Disneynature is known to bring us those wildly informative, mildly entertaining documentaries that follow the lives of animals and their surrounding ecosystems. You know, those movies you either see when you’re at a museum or that you take your children to so that you can feel like a good parent for not taking them to whatever the current animated movie is. Their latest entry, Penguins, is proof positive that you don’t have to compromise fun with learning, especially when the subject is a charismatic Adélie penguin named Steve.
The joy of Penguins, and what will be the draw to the much younger audiences this was made for, is the way the film doesn’t feel like your average documentary. Instead of throwing around scientific jargon and statistics, it blends the facts with a fun narrative. Think March of the Penguins meets Happy Feet. There is an enjoyable story centered around our exploration of the Antarctic and all of the animals that live there. David Fowler, who also wrote Growing Up Wild and Born in China, knows that our empathy is based on how much we can relate to others and creates a narrative around Steve to make his not only likable but an underdog we are rooting for.
In this coming-of-age penguin tale, Fowler shows us his understanding of meme culture by emphasizing some of the more human characteristics of Steve. Although very few of us (hopefully) have had killer whales and leopard seals try to eat us, we can all relate to the awkwardness of adolescence and the rocky journey into adulthood. Penguins offers you a bit of everything: a high school-esque experience, a rocky love story, the comedy of first-time parents, and the adventures of the next generation. You’ll run the full range of emotions, but mostly you’ll just laugh.

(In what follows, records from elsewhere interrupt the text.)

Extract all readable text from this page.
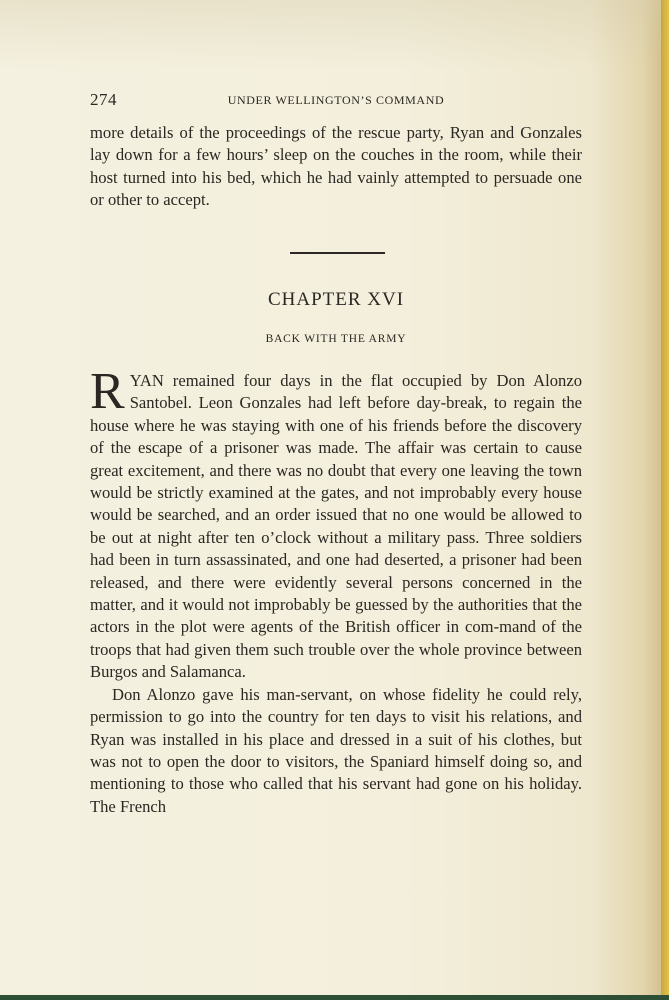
274	UNDER WELLINGTON’S COMMAND

more details of the proceedings of the rescue party, Ryan and Gonzales lay down for a few hours’ sleep on the couches in the room, while their host turned into his bed, which he had vainly attempted to persuade one or other to accept.

CHAPTER XVI
BACK WITH THE ARMY

RYAN remained four days in the flat occupied by Don Alonzo Santobel. Leon Gonzales had left before day-break, to regain the house where he was staying with one of his friends before the discovery of the escape of a prisoner was made. The affair was certain to cause great excitement, and there was no doubt that every one leaving the town would be strictly examined at the gates, and not improbably every house would be searched, and an order issued that no one would be allowed to be out at night after ten o’clock without a military pass. Three soldiers had been in turn assassinated, and one had deserted, a prisoner had been released, and there were evidently several persons concerned in the matter, and it would not improbably be guessed by the authorities that the actors in the plot were agents of the British officer in com-mand of the troops that had given them such trouble over the whole province between Burgos and Salamanca.

Don Alonzo gave his man-servant, on whose fidelity he could rely, permission to go into the country for ten days to visit his relations, and Ryan was installed in his place and dressed in a suit of his clothes, but was not to open the door to visitors, the Spaniard himself doing so, and mentioning to those who called that his servant had gone on his holiday. The French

Co-directors Alastair Fothergill and Jeff Wilson give us an intimate look into the life cycle of these majestic creatures. Whether it is underwater, on the ice, or even wide aerial views, we get the perfect vantage points to witness nature unfold. While the Adélie penguins are the stars, the directors don’t shy away from focusing on featured guests so that we not only understand the ecosystem better but also to get the full scope on just how the different species co-exist. Much like the animals in this documentary, the stunning landscapes, and changing environment feel like characters in this film. Through the film’s nuance, we are meant to marvel at this natural wonders while being reminded how delicate they are, and how we fleeting they are because of man-made climate change.

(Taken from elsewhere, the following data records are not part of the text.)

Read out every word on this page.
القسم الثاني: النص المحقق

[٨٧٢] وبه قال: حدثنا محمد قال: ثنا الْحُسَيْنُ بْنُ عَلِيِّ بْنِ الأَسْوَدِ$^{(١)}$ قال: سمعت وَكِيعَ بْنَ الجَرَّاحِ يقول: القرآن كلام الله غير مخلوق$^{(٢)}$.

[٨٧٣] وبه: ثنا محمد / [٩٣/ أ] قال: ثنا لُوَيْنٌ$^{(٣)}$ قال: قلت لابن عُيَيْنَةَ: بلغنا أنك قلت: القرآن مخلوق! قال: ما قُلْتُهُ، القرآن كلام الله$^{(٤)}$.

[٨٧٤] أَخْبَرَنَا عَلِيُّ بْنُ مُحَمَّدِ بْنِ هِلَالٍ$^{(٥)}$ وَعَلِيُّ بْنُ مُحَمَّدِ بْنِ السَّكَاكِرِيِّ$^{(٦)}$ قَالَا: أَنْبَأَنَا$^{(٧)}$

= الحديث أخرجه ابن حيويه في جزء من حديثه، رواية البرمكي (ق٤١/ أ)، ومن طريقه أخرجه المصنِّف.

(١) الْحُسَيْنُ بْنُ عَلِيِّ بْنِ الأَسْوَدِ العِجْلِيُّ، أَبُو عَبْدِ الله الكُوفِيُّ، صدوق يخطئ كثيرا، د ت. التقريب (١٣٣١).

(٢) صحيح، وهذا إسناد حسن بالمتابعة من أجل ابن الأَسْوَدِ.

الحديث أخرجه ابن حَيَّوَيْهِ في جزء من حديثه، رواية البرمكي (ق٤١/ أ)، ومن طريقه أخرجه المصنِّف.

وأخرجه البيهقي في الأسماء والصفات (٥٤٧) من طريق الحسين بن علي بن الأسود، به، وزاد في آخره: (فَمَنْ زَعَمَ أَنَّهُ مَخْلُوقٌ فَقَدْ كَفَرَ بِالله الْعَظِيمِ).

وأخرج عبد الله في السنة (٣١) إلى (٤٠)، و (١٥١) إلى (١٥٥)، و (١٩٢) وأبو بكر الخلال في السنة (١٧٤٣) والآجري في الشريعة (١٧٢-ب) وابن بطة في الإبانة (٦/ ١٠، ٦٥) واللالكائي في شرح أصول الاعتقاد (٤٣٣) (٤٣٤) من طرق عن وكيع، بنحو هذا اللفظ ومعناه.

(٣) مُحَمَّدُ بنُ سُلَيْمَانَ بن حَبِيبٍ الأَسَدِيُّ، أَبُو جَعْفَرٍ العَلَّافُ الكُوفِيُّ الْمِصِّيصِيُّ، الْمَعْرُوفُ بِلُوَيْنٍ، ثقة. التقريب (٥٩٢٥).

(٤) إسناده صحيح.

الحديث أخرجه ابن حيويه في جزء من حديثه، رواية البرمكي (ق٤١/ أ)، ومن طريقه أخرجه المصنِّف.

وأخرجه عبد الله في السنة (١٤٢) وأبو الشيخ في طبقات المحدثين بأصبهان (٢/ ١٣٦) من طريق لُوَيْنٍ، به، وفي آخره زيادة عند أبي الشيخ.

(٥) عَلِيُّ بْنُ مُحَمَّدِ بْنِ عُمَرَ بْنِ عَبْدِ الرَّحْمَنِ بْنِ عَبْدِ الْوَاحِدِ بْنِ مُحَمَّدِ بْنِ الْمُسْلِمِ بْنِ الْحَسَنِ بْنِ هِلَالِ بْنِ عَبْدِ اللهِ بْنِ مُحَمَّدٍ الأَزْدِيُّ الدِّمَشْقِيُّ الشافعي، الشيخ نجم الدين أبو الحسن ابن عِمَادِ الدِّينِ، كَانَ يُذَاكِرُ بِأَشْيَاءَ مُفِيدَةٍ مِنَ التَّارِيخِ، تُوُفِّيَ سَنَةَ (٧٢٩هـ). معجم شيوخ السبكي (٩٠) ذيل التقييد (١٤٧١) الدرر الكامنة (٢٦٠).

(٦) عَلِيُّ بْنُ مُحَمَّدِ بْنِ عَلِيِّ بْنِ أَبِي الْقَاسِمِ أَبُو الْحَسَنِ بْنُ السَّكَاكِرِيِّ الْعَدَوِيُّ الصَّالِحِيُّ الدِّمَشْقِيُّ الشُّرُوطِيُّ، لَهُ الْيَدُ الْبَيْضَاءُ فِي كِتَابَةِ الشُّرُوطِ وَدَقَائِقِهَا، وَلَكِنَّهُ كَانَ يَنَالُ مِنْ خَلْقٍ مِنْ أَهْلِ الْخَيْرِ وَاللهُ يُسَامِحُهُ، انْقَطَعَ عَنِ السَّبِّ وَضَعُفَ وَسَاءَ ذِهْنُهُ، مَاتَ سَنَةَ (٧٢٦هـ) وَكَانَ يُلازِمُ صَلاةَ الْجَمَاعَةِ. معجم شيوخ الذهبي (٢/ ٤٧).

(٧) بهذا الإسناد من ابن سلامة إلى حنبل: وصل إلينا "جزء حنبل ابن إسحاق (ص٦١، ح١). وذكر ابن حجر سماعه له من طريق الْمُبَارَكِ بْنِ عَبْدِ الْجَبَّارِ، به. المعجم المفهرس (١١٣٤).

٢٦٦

Everything I’ve talked about up to this point is pretty much secondary when it comes to the true star of the film, Steve the penguin, narrated by the hilarious Ed Helms. On its own, with a typically dry, British voiceover, Penguins would still make for a serviceable documentary. What truly makes it stand out is the sheer amount of personality that Helms gives the entire film with nothing more than his vocal charisma and natural humor. Although the Antarctic is sprawling with a variety of different organisms, the story only comes to life the moment Helms begins telling it.